Clint Eastwood's 'Cry Macho' Is a Kinder, Gentler Cowboy Movie

An ex-rodeo star, a rowdy teenager, and a wild rooster walk into a bar...

clint eastwood in cry macho
Claire Folger/Warner Brothers

"Cowboys always cook," notes Clint Eastwood's ex-rodeo star in the languid second half of his new film, the rambling road drama Cry Macho. "It's kinda our deal." The specific delivery of the last part of the line might feel vaguely anachronistic for Eastwood's character, Texas ranch hand Mike Milo, to say in the film's version of 1979, but the out-of-time feeling only adds to the movie's peculiarly pleasing dreamlike spell. And Mike is right: Whether they're chasing bandits or herding cattle, cowboys always cook. After all, you've gotta have something to eat when you travel, one of the many lessons Cry Macho is more than happy to impart to you with a dusty pat on the back.
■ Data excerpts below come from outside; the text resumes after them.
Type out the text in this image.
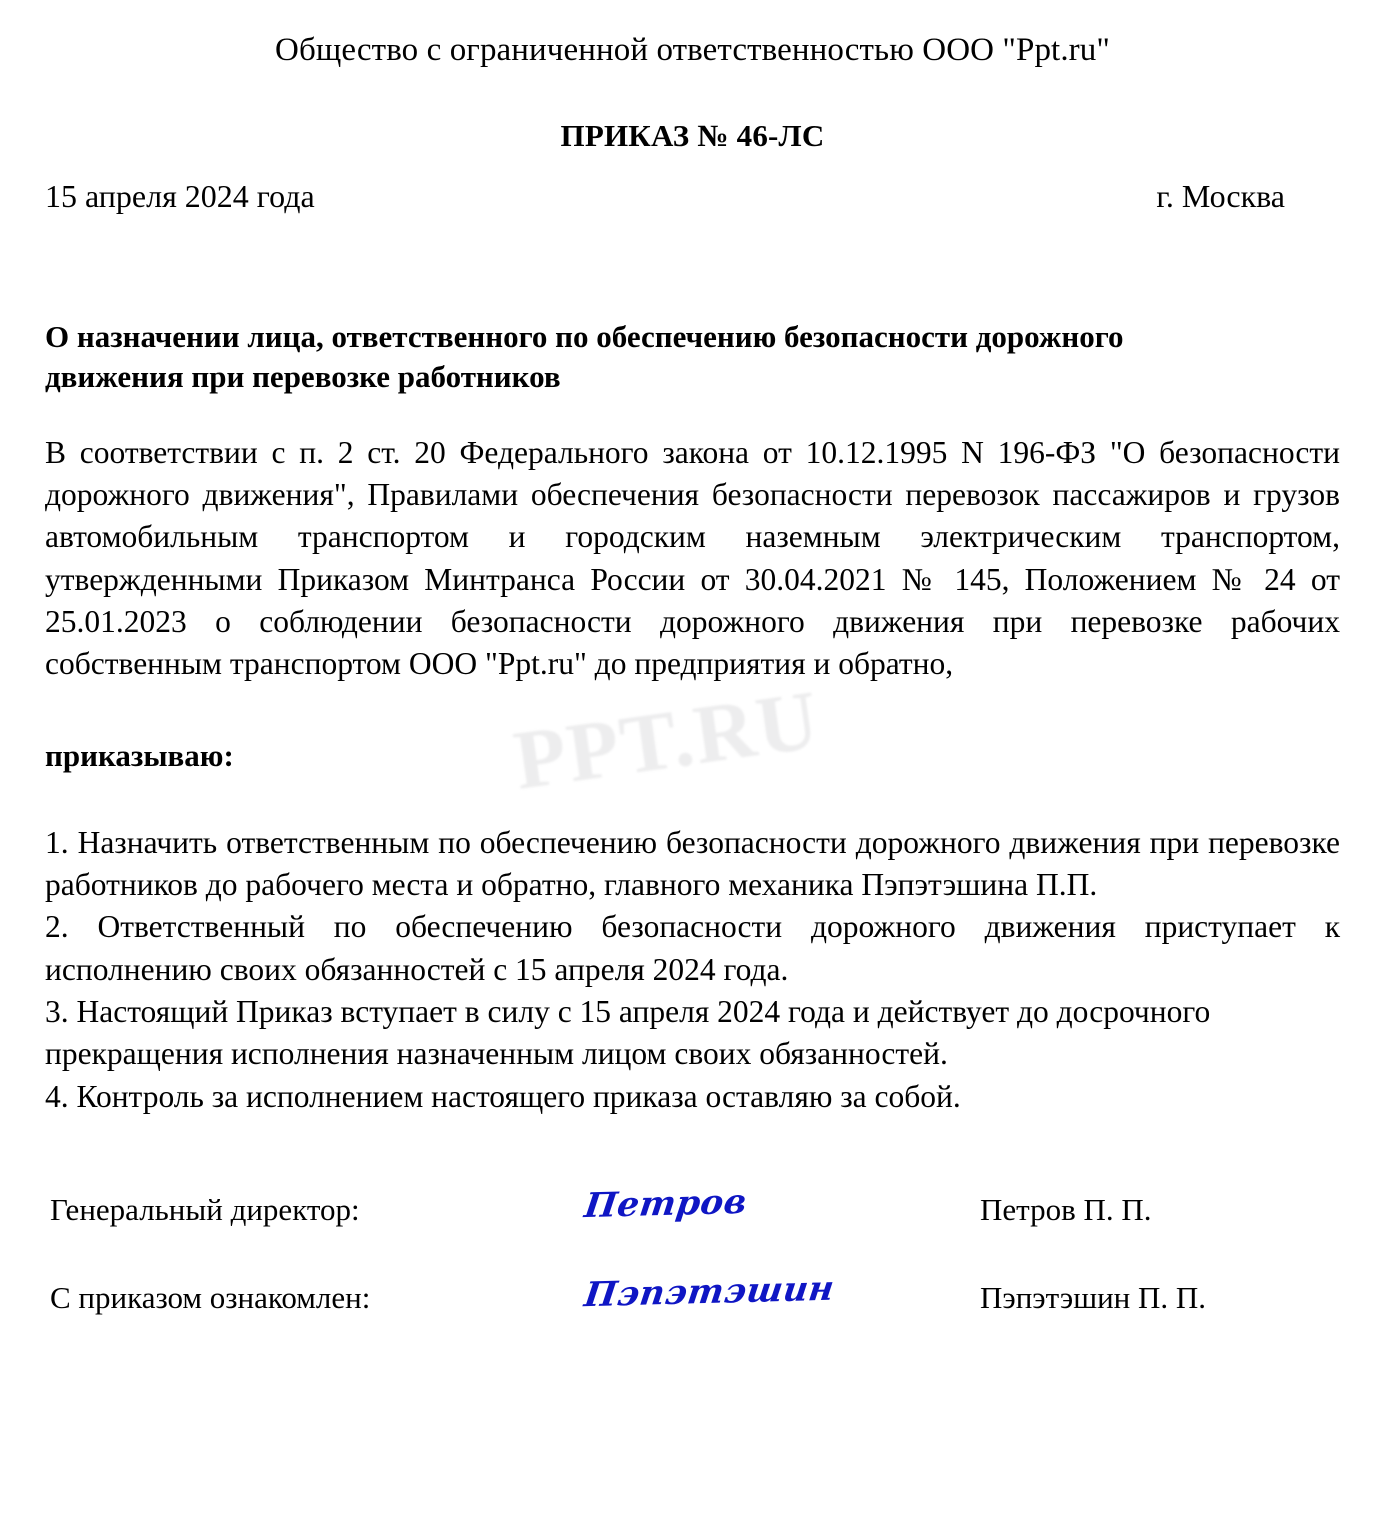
PPT.RU
Общество с ограниченной ответственностью ООО "Ppt.ru"
ПРИКАЗ № 46-ЛС
15 апреля 2024 года	г. Москва
О назначении лица, ответственного по обеспечению безопасности дорожного движения при перевозке работников
В соответствии с п. 2 ст. 20 Федерального закона от 10.12.1995 N 196-ФЗ "О безопасности дорожного движения", Правилами обеспечения безопасности перевозок пассажиров и грузов автомобильным транспортом и городским наземным электрическим транспортом, утвержденными Приказом Минтранса России от 30.04.2021 № 145, Положением № 24 от 25.01.2023 о соблюдении безопасности дорожного движения при перевозке рабочих собственным транспортом ООО "Ppt.ru" до предприятия и обратно,
приказываю:
1. Назначить ответственным по обеспечению безопасности дорожного движения при перевозке работников до рабочего места и обратно, главного механика Пэпэтэшина П.П.
2. Ответственный по обеспечению безопасности дорожного движения приступает к исполнению своих обязанностей с 15 апреля 2024 года.
3. Настоящий Приказ вступает в силу с 15 апреля 2024 года и действует до досрочного прекращения исполнения назначенным лицом своих обязанностей.
4. Контроль за исполнением настоящего приказа оставляю за собой.
Генеральный директор:	Петров	Петров П. П.
С приказом ознакомлен:	Пэпэтэшин	Пэпэтэшин П. П.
If this sounds like a relatively minor observation, well, Cry Macho often feels like a relatively minor film from a filmmaker who has little left to prove but plenty of talent, craft, and charisma to burn. Compared to some of the 91-year-old icon's other recent ripped-from-the-headlines movies, like 2019's thorny grappling with matters of public perception Richard Jewell or 2016's prickly study of heroism Sully, Cry Macho takes it easy. Even next to 2019's forlorn crime saga The Mule, which also starred Eastwood as an old-timer making peace with his past, this is more of a low-stakes endeavor. Yes, there's a plot about Mike being tasked with finding a young boy (Eduardo Minett) in Mexico and bringing him back to Texas to be with his father (Dwight Yoakam), but Eastwood's camera often drifts from the action to instead luxuriate in the small pleasures: enjoying a meal with a new friend, dancing in a mostly empty room, or cracking jokes about a rooster named Macho.
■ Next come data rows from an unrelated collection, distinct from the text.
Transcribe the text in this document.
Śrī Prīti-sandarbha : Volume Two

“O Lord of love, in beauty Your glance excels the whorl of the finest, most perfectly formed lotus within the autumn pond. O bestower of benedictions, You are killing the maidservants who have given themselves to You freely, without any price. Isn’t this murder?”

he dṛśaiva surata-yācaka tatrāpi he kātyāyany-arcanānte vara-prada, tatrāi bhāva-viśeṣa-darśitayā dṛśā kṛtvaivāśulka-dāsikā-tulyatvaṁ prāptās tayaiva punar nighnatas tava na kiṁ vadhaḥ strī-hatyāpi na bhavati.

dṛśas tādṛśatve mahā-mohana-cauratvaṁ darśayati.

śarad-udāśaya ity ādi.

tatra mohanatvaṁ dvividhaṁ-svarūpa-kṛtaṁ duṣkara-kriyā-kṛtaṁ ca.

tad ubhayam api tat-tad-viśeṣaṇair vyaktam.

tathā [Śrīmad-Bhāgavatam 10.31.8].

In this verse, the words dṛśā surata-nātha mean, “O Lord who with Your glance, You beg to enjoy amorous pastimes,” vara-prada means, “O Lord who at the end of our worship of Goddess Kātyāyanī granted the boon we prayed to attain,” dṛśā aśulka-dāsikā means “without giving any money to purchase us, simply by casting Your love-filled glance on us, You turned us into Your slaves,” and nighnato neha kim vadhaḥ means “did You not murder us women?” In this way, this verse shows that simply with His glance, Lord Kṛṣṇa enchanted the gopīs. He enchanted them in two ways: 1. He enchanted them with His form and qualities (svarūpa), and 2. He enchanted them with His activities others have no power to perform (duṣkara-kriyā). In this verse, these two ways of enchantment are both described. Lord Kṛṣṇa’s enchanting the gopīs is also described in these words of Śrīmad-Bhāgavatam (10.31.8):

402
Claire Folger/Warner Brothers

Macho, named in an aspirational way by his wounded owner, belongs to Rafael, the teenager Mike's assigned to find. When Mike crosses the border into Mexico, it does not take him very long to locate Rafael; he shows up, questions the boy's mother, who tries to sleep with him, and then quickly discovers him at a cockfight. Rafael's mother dismissively describes him as a "monster" and "an animal that lives in the gutter," but it's quickly apparent that Rafael is actually sensitive and thoughtful and simply attempting to make his way in a confusing, cruel world. He's looking for guidance, or, as luck would have it, a cranky grandfather-like figure to teach him how to ride a horse, throw a punch, and pluck bits of dust out of Macho's eye.

Even at his increased age, Eastwood slides right into this reluctant mentor role, which was first offered to him back in 1988, more than 10 years after the publication of N. Richard Nash's original 1975 novel and at a time when the Dirty Harry star was already comfortable playing grizzled. (Apparently, Roy Schnieder, Pierce Bronson, and, perhaps most intriguingly, Arnold Schwarzenegger were all circled for the lead in the project's long journey from page to screen.) Mike, offering the kid a new life in Texas with his father, emerges as a mostly non-violent figure of stability and an occasional fount of rough-hewn wisdom. As you might guess, the tone is often broad, drawing attention to Eastwood's age and playing with his on-screen persona, but the performers find nuance and life in the quiet beats.

Given the weight of history he carries when he appears in a movie, it can be tough to appreciate just how gifted and sensitive a performer Eastwood remains. He sells the jokes and knows exactly when to turn up the emotion. 1992's Unforgiven was his goodbye to the Western, the blood-strewn genre that made him a star, and Cry Macho, a wry and delicate film that tussles the hair of certain Western conventions, isn't really attempting to make a grand statement or reckon with the past. If anything, it feels like a coda. Still, as a dramatist, Eastwood is drawn to moments of friction: desire, violence, deception, and heartbreak. Though Cry Macho might be the closest thing to a "hangout" movie he's ever made, there's still plenty to chew on. That's kinda his deal.